Nutrition, Science, Statistiques et Gloubiboulga

Je traduis en ce moment un article à haute teneur scientifique (dont le sujet est évidemment top secret…pas de fuites !), c’est pour ça que j’aborde ce sujet, qui touche en partie mon univers professionnel (à base de statistiques, peut-être moins de science). J’ai failli effacer cet article car je n’en étais pas totalement satisfait, il y a un fil conducteur, mais ça part un peu dans tout les sens, sans véritable construction, et j’aurais du l’agrémenter de davantage d’exemples concrets. Le manque de temps m’a poussé à abréger l’ensemble.  Je demande indulgence et clémence…


La science n’est pas simple, on le sait tous. La science nutritionnelle, encore moins. A vrai dire c’est même l’une des plus complexes, Gary Taubes a même baptisé un de ces articles « The Soft Science of Dietary Fat » soit la science légère des graisses alimentaires. Son travail depuis le début des années 2000 a consisté à traquer la mauvaise science dans le domaine de la nutrition.

La mauvaise science, en général fait un mauvais usage des statistiques. Voilà une liste de quelques erreurs souvent commises, par les professionnels…hélas !

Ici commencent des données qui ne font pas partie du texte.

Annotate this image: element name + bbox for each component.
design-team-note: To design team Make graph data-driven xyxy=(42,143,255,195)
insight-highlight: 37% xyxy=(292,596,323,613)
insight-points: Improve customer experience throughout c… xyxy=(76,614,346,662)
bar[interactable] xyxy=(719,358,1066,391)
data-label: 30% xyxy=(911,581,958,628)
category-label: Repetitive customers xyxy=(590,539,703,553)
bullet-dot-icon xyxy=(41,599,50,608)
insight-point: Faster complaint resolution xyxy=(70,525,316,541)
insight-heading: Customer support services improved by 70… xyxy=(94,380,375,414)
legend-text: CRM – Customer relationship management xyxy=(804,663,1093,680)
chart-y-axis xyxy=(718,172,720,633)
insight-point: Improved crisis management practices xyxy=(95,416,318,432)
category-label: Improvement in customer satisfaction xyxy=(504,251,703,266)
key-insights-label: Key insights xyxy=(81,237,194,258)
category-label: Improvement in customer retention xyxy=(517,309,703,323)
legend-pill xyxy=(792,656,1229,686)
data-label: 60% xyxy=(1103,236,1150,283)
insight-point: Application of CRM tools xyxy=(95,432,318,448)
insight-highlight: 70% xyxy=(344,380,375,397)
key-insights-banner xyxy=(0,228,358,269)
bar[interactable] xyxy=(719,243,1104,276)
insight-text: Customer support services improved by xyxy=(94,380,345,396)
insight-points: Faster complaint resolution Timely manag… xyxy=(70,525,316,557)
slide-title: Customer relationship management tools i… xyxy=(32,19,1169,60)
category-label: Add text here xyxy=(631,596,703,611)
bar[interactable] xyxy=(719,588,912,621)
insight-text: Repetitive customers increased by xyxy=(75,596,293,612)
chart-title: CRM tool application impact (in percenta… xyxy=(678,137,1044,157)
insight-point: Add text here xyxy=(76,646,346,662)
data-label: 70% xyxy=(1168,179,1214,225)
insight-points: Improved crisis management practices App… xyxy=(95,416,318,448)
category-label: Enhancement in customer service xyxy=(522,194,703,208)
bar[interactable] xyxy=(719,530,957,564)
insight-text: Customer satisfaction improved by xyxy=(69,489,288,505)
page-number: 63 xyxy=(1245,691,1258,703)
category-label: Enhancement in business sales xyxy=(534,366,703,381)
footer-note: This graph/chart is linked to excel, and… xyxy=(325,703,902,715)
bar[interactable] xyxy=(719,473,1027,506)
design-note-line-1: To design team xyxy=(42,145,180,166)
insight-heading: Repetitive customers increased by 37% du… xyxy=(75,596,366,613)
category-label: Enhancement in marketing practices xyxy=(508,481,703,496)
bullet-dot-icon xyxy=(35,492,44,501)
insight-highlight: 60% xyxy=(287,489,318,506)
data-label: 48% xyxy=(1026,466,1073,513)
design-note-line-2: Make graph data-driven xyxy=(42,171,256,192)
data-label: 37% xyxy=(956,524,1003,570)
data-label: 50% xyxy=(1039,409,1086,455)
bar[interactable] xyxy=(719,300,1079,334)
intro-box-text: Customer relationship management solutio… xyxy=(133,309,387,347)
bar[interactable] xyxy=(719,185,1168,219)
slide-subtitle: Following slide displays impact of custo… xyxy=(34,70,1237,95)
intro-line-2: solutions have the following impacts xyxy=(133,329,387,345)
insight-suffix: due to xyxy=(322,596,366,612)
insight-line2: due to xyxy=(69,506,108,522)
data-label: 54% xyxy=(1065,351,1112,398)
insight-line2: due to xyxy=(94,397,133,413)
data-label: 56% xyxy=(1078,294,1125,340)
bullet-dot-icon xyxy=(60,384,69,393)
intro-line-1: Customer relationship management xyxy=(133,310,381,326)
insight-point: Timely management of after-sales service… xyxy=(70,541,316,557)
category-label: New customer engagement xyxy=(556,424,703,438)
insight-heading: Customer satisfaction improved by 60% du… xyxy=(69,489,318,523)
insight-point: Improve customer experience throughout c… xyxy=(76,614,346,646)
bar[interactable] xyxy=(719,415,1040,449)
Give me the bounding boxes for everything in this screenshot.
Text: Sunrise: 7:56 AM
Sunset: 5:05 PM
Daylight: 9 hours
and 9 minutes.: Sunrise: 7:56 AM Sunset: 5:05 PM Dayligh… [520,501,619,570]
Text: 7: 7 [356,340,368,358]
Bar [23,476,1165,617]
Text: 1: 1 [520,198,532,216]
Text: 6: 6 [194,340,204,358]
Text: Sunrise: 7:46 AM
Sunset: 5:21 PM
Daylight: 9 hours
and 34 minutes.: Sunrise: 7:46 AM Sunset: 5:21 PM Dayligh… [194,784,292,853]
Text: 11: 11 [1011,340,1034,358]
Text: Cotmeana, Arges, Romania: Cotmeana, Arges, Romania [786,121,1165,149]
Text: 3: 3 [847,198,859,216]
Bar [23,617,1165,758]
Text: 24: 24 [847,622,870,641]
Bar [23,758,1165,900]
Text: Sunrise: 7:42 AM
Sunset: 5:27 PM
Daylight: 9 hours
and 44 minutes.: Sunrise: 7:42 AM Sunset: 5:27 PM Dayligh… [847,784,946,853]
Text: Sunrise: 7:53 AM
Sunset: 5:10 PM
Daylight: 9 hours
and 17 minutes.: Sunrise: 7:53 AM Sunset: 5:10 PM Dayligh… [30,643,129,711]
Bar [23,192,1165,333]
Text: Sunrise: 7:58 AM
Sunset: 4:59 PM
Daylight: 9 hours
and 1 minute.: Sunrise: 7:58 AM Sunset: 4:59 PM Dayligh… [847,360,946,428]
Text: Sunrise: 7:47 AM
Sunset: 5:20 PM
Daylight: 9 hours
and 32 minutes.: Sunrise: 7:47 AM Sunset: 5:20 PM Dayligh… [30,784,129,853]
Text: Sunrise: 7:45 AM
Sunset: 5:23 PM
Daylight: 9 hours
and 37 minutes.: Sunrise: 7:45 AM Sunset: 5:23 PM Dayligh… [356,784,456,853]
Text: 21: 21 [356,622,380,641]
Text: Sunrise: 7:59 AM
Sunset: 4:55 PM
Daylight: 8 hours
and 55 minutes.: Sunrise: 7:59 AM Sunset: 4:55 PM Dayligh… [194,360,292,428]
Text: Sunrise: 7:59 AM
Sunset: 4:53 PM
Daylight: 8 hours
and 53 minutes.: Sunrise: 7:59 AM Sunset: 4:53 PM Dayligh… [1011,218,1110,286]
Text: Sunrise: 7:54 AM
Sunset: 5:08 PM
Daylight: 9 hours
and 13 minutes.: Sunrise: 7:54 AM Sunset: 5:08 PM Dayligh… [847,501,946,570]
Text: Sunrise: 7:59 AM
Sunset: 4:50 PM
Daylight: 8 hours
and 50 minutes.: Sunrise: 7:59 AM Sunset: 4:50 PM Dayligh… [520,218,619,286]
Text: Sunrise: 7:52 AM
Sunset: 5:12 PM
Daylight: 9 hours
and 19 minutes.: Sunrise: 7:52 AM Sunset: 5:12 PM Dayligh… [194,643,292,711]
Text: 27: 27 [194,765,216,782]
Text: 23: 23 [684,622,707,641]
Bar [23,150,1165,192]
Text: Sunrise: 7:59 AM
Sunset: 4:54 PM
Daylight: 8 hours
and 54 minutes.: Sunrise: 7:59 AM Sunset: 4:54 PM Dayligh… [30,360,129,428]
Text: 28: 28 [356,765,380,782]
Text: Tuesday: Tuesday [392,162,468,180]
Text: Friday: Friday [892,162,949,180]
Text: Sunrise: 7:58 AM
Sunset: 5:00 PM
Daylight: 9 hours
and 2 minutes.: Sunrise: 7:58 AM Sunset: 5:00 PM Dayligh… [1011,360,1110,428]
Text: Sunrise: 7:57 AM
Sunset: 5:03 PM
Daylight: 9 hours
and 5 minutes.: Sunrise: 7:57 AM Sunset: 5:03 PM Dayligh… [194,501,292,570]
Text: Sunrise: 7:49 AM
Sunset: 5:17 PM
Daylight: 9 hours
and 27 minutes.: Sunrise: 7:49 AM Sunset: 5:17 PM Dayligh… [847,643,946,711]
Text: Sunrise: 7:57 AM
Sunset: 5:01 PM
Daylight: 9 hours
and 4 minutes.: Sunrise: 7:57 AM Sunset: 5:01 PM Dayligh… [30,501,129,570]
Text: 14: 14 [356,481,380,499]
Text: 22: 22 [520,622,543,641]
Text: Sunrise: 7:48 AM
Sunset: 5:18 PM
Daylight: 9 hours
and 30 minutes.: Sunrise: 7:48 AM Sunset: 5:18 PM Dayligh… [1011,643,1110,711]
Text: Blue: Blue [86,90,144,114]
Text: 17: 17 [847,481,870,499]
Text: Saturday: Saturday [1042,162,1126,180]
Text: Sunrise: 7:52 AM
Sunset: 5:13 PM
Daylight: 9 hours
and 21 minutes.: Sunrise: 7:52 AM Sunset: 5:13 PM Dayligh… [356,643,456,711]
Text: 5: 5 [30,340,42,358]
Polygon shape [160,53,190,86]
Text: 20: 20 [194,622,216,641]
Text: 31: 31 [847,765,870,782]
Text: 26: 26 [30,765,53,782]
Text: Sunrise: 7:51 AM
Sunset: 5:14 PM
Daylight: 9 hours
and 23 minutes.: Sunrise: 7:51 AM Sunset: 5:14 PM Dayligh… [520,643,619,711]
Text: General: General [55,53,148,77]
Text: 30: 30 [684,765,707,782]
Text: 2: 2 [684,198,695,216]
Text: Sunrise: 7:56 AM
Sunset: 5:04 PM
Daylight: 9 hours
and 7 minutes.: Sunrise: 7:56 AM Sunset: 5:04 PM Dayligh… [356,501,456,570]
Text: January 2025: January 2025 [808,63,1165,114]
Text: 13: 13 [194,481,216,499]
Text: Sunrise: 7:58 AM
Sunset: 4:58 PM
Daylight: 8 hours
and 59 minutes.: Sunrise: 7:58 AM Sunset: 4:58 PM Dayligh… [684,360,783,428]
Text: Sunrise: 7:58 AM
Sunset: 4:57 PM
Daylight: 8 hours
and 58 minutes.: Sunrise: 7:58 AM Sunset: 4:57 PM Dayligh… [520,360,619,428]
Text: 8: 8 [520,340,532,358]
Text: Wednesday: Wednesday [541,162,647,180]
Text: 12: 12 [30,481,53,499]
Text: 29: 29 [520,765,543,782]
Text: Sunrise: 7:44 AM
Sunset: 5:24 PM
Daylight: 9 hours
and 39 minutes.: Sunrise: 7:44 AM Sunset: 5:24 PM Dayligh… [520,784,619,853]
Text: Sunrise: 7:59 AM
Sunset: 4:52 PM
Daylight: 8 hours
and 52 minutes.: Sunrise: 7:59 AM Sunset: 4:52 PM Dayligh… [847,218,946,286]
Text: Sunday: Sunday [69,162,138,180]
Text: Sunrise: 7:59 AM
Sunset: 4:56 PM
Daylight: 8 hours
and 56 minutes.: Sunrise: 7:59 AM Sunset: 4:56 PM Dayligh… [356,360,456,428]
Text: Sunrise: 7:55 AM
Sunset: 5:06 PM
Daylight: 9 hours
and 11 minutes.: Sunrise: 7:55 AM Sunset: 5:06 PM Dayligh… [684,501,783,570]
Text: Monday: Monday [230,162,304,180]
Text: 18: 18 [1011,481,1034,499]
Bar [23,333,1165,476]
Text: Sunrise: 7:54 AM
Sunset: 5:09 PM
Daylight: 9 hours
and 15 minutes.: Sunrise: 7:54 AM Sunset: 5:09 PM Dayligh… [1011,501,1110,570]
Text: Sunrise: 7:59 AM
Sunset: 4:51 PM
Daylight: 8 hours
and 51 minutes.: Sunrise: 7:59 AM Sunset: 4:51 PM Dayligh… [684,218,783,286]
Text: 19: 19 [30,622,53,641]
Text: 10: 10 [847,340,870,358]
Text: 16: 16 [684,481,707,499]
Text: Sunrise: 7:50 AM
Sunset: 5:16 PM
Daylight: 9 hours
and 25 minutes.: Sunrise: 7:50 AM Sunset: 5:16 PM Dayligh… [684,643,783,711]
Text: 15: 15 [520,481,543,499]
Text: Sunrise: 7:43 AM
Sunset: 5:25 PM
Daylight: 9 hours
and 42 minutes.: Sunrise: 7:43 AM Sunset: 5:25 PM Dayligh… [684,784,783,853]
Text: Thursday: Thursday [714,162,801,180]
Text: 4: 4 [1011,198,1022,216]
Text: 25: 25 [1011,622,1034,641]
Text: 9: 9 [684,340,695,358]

Des études peuvent être conduites…avec des biais statistiques. Si c’est un biais de sélection des individus participant à l’étude, il faudra être vigilant quant à l’interprétation des résultats. Si une étude comme celle-ci dit que les femmes préménopausées perdent plus de poids grâce à ce régime,  on ne peut pas étendre de manière automatique ces résultats à toute la population, mais cela constitue un indice de plus.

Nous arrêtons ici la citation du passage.